Italy-bound migrants on a crowded boat. Photo: Gabriel Buoys/AFP

The result is that Italy's centres are getting ever more packed: they were housing 22,000 people at the end of 2013, 66,000 at the end of 2014, 103,000 at the end of 2015 and this week the total exceeded 160,000. In addition Italy is looking after 15,000 minors who arrived in the country unaccompanied.

Sharing migrant burden

Interior Minister Angelino Alfano will next week present a new plan for distributing the migrants across the country with the goal of ensuring fair burden-sharing on the basis of 2.5 asylum seekers per 1,000 residents.

He has made clear he intends to press ahead with the proposal whether local authorities like it or not.

The vast majority of existing centres are run by cooperatives or NGOs who were promised 25-35 euros per day for each person they provide with lodging, clothes and other services including legal aid or psychological support.

But the state has stopped paying them.

According to umbrella organization Confcooperative, whose members are looking after some 35,000 people, payment backlogs are averaging ten 10 months in Sicily, between four to six months in the region around Rome and four months in Lombardy, the region that includes Milan.


Migrants at a Red Cross centre in Ventimiglia. Photo: AFP

The Italian Red Cross, which has about 70 centres, says "there have been delays in payments for months and months now.

"We are talking about millions of euros in total, the situation is very difficult," its president Francesco Rocca told AFP.
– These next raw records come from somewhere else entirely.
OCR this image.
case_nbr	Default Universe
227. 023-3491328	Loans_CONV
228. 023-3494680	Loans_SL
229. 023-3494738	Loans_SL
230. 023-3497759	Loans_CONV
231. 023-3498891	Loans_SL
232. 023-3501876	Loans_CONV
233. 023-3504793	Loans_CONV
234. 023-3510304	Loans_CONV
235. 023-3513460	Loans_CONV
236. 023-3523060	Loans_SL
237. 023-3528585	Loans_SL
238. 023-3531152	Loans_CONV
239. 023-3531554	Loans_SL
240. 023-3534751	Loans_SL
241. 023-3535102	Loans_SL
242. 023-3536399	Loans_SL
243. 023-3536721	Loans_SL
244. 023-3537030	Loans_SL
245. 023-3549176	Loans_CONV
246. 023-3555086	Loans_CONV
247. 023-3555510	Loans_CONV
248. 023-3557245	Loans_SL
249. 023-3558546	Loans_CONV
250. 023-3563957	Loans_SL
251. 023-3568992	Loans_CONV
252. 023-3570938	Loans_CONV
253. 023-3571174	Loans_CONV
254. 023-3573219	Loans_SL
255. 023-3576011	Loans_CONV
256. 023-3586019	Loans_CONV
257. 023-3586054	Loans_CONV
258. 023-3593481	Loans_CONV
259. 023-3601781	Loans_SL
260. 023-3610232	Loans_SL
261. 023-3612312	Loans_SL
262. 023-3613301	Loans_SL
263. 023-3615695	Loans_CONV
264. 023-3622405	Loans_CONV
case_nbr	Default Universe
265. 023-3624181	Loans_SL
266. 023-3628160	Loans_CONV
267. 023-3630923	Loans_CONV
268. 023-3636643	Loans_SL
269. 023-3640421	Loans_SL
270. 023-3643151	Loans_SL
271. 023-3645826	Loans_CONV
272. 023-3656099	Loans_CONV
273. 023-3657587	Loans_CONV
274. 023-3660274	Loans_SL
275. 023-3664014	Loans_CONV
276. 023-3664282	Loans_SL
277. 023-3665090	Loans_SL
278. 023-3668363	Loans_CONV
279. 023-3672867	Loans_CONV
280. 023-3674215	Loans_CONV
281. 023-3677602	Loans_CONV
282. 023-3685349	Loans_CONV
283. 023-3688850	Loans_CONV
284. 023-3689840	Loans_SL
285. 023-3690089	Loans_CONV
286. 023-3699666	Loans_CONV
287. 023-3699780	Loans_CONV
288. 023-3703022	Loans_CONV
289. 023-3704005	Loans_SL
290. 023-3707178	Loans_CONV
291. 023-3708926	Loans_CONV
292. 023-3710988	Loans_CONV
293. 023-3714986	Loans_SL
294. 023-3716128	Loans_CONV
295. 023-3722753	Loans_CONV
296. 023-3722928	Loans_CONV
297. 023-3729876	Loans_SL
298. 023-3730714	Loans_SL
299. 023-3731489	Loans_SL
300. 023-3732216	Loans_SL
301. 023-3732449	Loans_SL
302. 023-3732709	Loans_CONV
"If it was an administrative issue, we would understand. But it is actually a political problem, a very serious lack of care."

No payments since March

The budget for migrant reception, which exceeded a billion euros in 2015, was only partially renewed for 2016.
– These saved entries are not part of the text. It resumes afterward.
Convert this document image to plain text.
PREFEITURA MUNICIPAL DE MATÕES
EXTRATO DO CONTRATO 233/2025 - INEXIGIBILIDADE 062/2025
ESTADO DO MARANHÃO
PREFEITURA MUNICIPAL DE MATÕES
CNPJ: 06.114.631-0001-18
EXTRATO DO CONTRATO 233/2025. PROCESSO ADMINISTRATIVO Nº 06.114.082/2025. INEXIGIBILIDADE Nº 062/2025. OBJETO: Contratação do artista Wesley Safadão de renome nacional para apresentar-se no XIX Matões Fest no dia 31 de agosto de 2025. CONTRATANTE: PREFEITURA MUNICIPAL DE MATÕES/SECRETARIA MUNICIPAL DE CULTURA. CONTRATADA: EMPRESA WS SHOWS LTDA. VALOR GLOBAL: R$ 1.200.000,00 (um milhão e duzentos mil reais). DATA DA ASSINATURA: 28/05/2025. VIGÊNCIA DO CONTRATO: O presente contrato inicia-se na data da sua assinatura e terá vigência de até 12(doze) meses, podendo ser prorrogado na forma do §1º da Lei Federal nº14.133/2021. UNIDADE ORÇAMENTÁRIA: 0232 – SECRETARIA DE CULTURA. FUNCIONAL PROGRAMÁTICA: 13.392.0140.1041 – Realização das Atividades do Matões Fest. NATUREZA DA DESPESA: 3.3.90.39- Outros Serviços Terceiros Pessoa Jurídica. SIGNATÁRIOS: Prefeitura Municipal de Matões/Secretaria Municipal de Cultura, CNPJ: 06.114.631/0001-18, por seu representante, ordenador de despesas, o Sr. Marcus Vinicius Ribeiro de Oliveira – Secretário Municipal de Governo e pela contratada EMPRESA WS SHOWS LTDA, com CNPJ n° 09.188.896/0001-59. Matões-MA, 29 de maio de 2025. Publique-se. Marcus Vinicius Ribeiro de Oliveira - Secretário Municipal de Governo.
According to press reports there is a funding shortfall of 600 million euros to clear existing debts and another 400 million needed to get to the end of the year.

"The problem is very real: we will having to dip into our reserves to pay creditors ... when the finance ministry gives us the money, we will pay," Alfano said this week, without confirming the scale of the financial gap.

Angelino Alfano. Photo: Olivier Morin/AFP

The apparent cutbacks have come despite Prime Minister Matteo Renzi saying Italy's spending on the migrant crisis should not be counted by the EU in its assessment of the country's deficit level, a demand he reiterated on Wednesday as he slashed the country's growth forecasts.

Neither Renzi's office nor the finance ministry responded to an invitation to comment.

Situation critical

Meanwhile, the situation is becoming critical for some of the smaller organizations running centres. That is the case at the Oasi Don Bosco, a hotel inland from the Sicilian city of Catania that was converted in 2015 into a reception centre for 112 people.

At the request of local authorities, the centre's director Francesco Magnano increased its capacity by putting extra beds in the rooms and then transformed the facility into a centre for unaccompanied minors, who make up an ever-increasing percentage of the new arrivals.

Now he is feeding and lodging 160 boys aged between 15-17 and has to pay 27 salaries to teachers, educational assistants, a nurse and his cooks. He has not had a penny from the state since March.

"In a few months we will not be able to go on," he told AFP.